- The paper introduces a data synthesis framework that leverages LLMs and Wikipedia document relationships to generate multi-hop QA pairs.
- It fine-tunes smaller language models using fewer than ten annotated QA pairs, achieving significant performance gains.
- Evaluation on benchmarks like HotpotQA and FEVER demonstrates improvements of up to 19.9 points, highlighting practical efficacy.
Few-Shot Data Synthesis for Open Domain Multi-Hop Question Answering
Introduction
This paper addresses the challenge of few-shot learning for open domain multi-hop question answering (MQA) by introducing a data synthesis framework designed to improve smaller LLMs, requiring less than ten human-annotated QA pairs. The proposed framework leverages naturally-occurring document relationships and LLMs for data generation, enabling the synthesis of millions of multi-hop questions and claims used for fine-tuning smaller LLMs.
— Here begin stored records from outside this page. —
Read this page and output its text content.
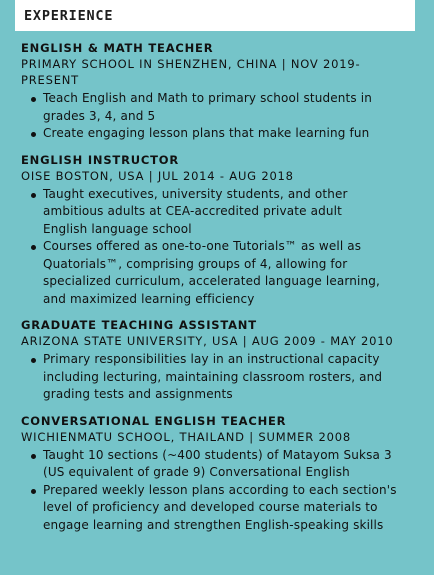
EXPERIENCE
ENGLISH & MATH TEACHER
PRIMARY SCHOOL IN SHENZHEN, CHINA | NOV 2019- PRESENT
Teach English and Math to primary school students in grades 3, 4, and 5
Create engaging lesson plans that make learning fun
ENGLISH INSTRUCTOR
OISE BOSTON, USA | JUL 2014 - AUG 2018
Taught executives, university students, and other ambitious adults at CEA-accredited private adult English language school
Courses offered as one-to-one Tutorials™ as well as Quatorials™, comprising groups of 4, allowing for specialized curriculum, accelerated language learning, and maximized learning efficiency
GRADUATE TEACHING ASSISTANT
ARIZONA STATE UNIVERSITY, USA | AUG 2009 - MAY 2010
Primary responsibilities lay in an instructional capacity including lecturing, maintaining classroom rosters, and grading tests and assignments
CONVERSATIONAL ENGLISH TEACHER
WICHIENMATU SCHOOL, THAILAND | SUMMER 2008
Taught 10 sections (~400 students) of Matayom Suksa 3 (US equivalent of grade 9) Conversational English
Prepared weekly lesson plans according to each section's level of proficiency and developed course materials to engage learning and strengthen English-speaking skills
Figure 1: An illustration of the overall pipeline of our proposed approach. Each data instance in our synthesized dataset consists of a question, queries and their corresponding retrieved documents, and an answer. We first prompt LLMs to synthesize questions and queries, finetune models on the synthesized data, and then evaluate the finetuned models on downstream tasks that require iteratively querying retrieval corpora.
Data Synthesis Framework
The data synthesis process involves generating MQA data using Wikipedia documents that exhibit varying forms of relationships—similar topics, hyperlinked entities, or events in sequence. This approach is minimally dependent on hand-crafted features, relying on LLMs for generating questions, answers, and queries through prompts.
Data Preparation: Wikipedia, chosen for comprehensive knowledge coverage, is used to create document pairs. Topics are extracted using a finetuned RoBERTa model, and document pairs are sampled based on hyperlink connections or topic clusters. Answers are randomly chosen from named entities or document titles.
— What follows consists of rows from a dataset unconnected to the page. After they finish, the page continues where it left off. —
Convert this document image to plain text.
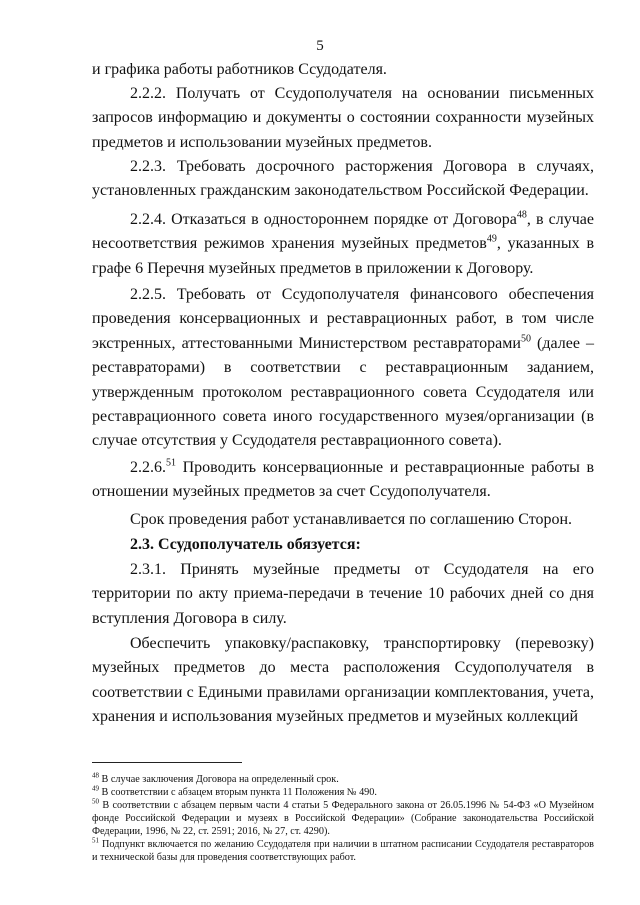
5

и графика работы работников Ссудодателя.

2.2.2. Получать от Ссудополучателя на основании письменных запросов информацию и документы о состоянии сохранности музейных предметов и использовании музейных предметов.

2.2.3. Требовать досрочного расторжения Договора в случаях, установленных гражданским законодательством Российской Федерации.

2.2.4. Отказаться в одностороннем порядке от Договора$^{48}$, в случае несоответствия режимов хранения музейных предметов$^{49}$, указанных в графе 6 Перечня музейных предметов в приложении к Договору.

2.2.5. Требовать от Ссудополучателя финансового обеспечения проведения консервационных и реставрационных работ, в том числе экстренных, аттестованными Министерством реставраторами$^{50}$ (далее – реставраторами) в соответствии с реставрационным заданием, утвержденным протоколом реставрационного совета Ссудодателя или реставрационного совета иного государственного музея/организации (в случае отсутствия у Ссудодателя реставрационного совета).

2.2.6.51 Проводить консервационные и реставрационные работы в отношении музейных предметов за счет Ссудополучателя.

Срок проведения работ устанавливается по соглашению Сторон.

2.3. Ссудополучатель обязуется:

2.3.1. Принять музейные предметы от Ссудодателя на его территории по акту приема-передачи в течение 10 рабочих дней со дня вступления Договора в силу.

Обеспечить упаковку/распаковку, транспортировку (перевозку) музейных предметов до места расположения Ссудополучателя в соответствии с Едиными правилами организации комплектования, учета, хранения и использования музейных предметов и музейных коллекций

$^{48}$ В случае заключения Договора на определенный срок.

$^{49}$ В соответствии с абзацем вторым пункта 11 Положения № 490.

$^{50}$ В соответствии с абзацем первым части 4 статьи 5 Федерального закона от 26.05.1996 № 54-ФЗ «О Музейном фонде Российской Федерации и музеях в Российской Федерации» (Собрание законодательства Российской Федерации, 1996, № 22, ст. 2591; 2016, № 27, ст. 4290).

$^{51}$ Подпункт включается по желанию Ссудодателя при наличии в штатном расписании Ссудодателя реставраторов и технической базы для проведения соответствующих работ.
Question Generation: LLMs generate questions using prepared document pairs and assigned answers. Different prompt examples cater to varying generation tasks, ensuring diversity in reasoning types—comparison and nested.
Figure 2: Prompt excerpts for the question generation task for the ``hyper'' setting. The red text is the expected model generation for the given prompt. The complete prompt contains four examples and is included in \Cref{appendix-sec:prompts.
Question Answering: To ensure generated questions accurately reflect document content, LLMs predict answers and verify with a threshold F1​ score. The process distinguishes between single- and two-hop questions, leveraging adequacy checking prompts.
Figure 3: Prompt excerpts for the question answering task for the ``hyper'' setting. The red text is the expected model generation for the given prompt.
Query Generation and Verification: Candidate queries for retrieval verification are generated using LLMs, validated against Wikipedia documents using a retriever. Queries are filtered to retain those effectively retrieving source or related documents.
Figure 4: Prompt excerpts for the query generation task for the ``hyper'' setting.
Experimental Evaluation
Experiments demonstrate the framework's effectiveness by finetuning models on synthesized multi-hop QA data and evaluating performance against established benchmarks such as HotpotQA and FEVER.
Results: Finetuned LLaMA models outperform prior work’s results and prove competitive with larger models like GPT-3.5, showing gains of 19.9 points for 7B models and 13.2 points for the 65B models, underscoring the efficacy of the synthesized data—especially in self-training scenarios.
Figure 5: Average dataset performance for HotpotQA, MuSiQue, 2WikiQA, and FEVER. We vary the amount of finetuning data and model sizes. We report model performance using SelfAsk when the amount of finetuning data equals to zero.
Analysis: Further analysis reveals data quantity's impact on model performance, noting diminishing returns beyond a certain volume. Diversity in document relationships appears essential for enriching training data and supporting model efficacy across reasoning tasks.
Conclusion
The research presents a robust framework for few-shot data synthesis for MQA, showing substantial performance improvements for LLMs sized smaller than contemporary industry leaders. The practical applicability extends to various reasoning tasks, with promising outcomes across diverse benchmarks. Future investigations could refine finetuning data strategies or extend generalization capabilities to other domains, supporting broader AI developments.
Limitations
Though effective, the approach incurs substantial data synthesis costs, necessitates powerful LLMs, and hinges on model finetuning—constraints that may limit applicability to closed-source models or smaller research initiatives.
Overall, the paper underscores the importance of leveraging LLMs for efficacious data synthesis, advancing the capabilities of smaller models in multi-hop QA scenarios through innovative prompt-based strategies and minimal reliance on handcrafted input.